2.2. Data compilation, extraction and gap-filling
From the final selected publications, we compiled all data and associated metadata including the following: 1) nitrate and/or DOC concentrations, 2) climate classifications for each burned watershed, 3) location of the wildfire, 4) year of the wildfire, 5) and the time since fire from when the sampling occurred (Cavaiani et al., 2024). For studies where nitrate or DOC concentrations were only presented within a figure, we used Web Plot Digitizer 4.7 (Rohatgi, 2023) to extract discrete values. In order to extract discrete values, we digitized the points by manually setting the range of the x and y-axis and then clicking on each point which yielded approximate values for each point. This was performed systematically by the same operator to reduce person-by-person variation in data extraction. Data compilation was then further completed in R v. 4.2.3 (R Core Team, 2023).
To group watersheds by climate, we extracted coordinates directly from the publications when reported, or found coordinates via Google Maps that correspond to the reported location. These coordinates were run through an interactive climate analysis web platform (Zepner et al., 2021) to classify sites based on the Köppen-Geiger climate classification systems (Fig. S2). Collectively, the sites in this study represented eight unique climate guilds: Mediterranean, subarctic, warm-humid, warm-mediterranean, hot-mediterranean, subtropical highland, humid subtropical, and cold semi-arid (Dsb, Dfc, Dfb, Csb, Csa, Cfb, Cfa, BSk). Finally, geospatial variables for each site were extracted primarily from the Environmental Protection Agency StreamCat Dataset (Hill et al., 2016) and NHDPlusV2.1 using a custom R script (Willi & Ross, 2023). Land use/land cover data for all the sites were extracted from StreamCat, while catchment area and slope were extracted via NHDPlusV2.1 with the R package ‘nhdplusTools’ (Blodgett & Johnson, J. M., 2022).
Data reporting standards across studies were highly variable. Some studies reported data on weekly or monthly scales, while others were taken seasonally or annually. Rarely (1 out of 18 studies), were samples taken daily. To achieve a time-series of daily stream concentrations, we used the Zoo R package (Zeileis et al., 2023) to interpolate stream concentrations between discrete sampling periods within each publication. We set a gap-fill limit of 50 days to reduce the amount of uncertainty in the interpolation process. This gap-fill limit eliminated much of the winter season.

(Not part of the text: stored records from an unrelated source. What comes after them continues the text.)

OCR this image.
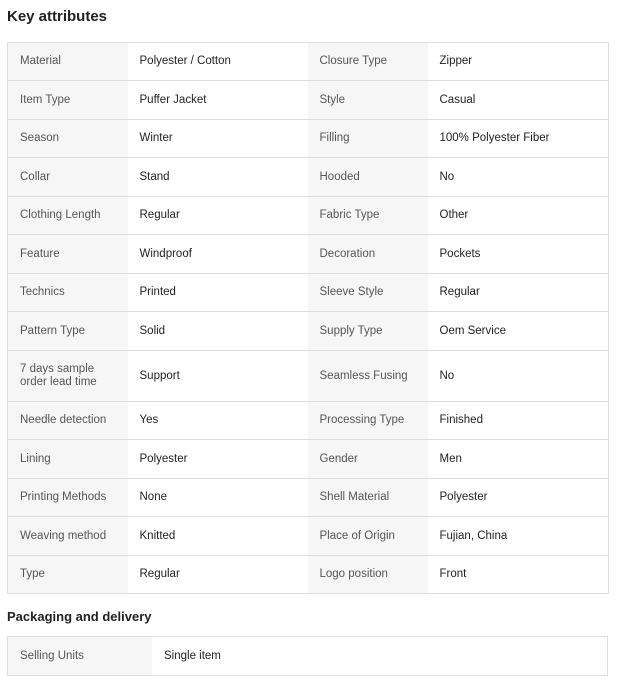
Key attributes
Material	Polyester / Cotton	Closure Type	Zipper
Item Type	Puffer Jacket	Style	Casual
Season	Winter	Filling	100% Polyester Fiber
Collar	Stand	Hooded	No
Clothing Length	Regular	Fabric Type	Other
Feature	Windproof	Decoration	Pockets
Technics	Printed	Sleeve Style	Regular
Pattern Type	Solid	Supply Type	Oem Service
7 days sample order lead time	Support	Seamless Fusing	No
Needle detection	Yes	Processing Type	Finished
Lining	Polyester	Gender	Men
Printing Methods	None	Shell Material	Polyester
Weaving method	Knitted	Place of Origin	Fujian, China
Type	Regular	Logo position	Front
Packaging and delivery
Selling Units	Single item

In most cases, relevant discharge information was not available to calculate flux or yield estimates. This was in part due to lack of discharge information presented in the publication. Often site locations were not within reasonable proximity to known gauge stations. Therefore, due to the limited discharge data available across studies, we generated a pseudo yield metric to facilitate intercomparisons across watersheds of different sizes by normalizing nitrate and DOC concentrations to watershed area and aggregating these by year:
\begin{equation} \frac{\text{mg}\ \text{NO}_{3}^{-}-N}{L{\bullet\text{km}}^{2}\bullet\text{yr}}\nonumber \\ \end{equation}
OR
\begin{equation} \frac{\text{mg}\ \text{DOC}-C}{L{\bullet\text{km}}^{2}\bullet\text{yr}}\nonumber \\ \end{equation}
where mg/L is milligrams of analyte per liter normalized to either mass of nitrogen (nitrate) or carbon (DOC), km2 is watershed area, and yr is year.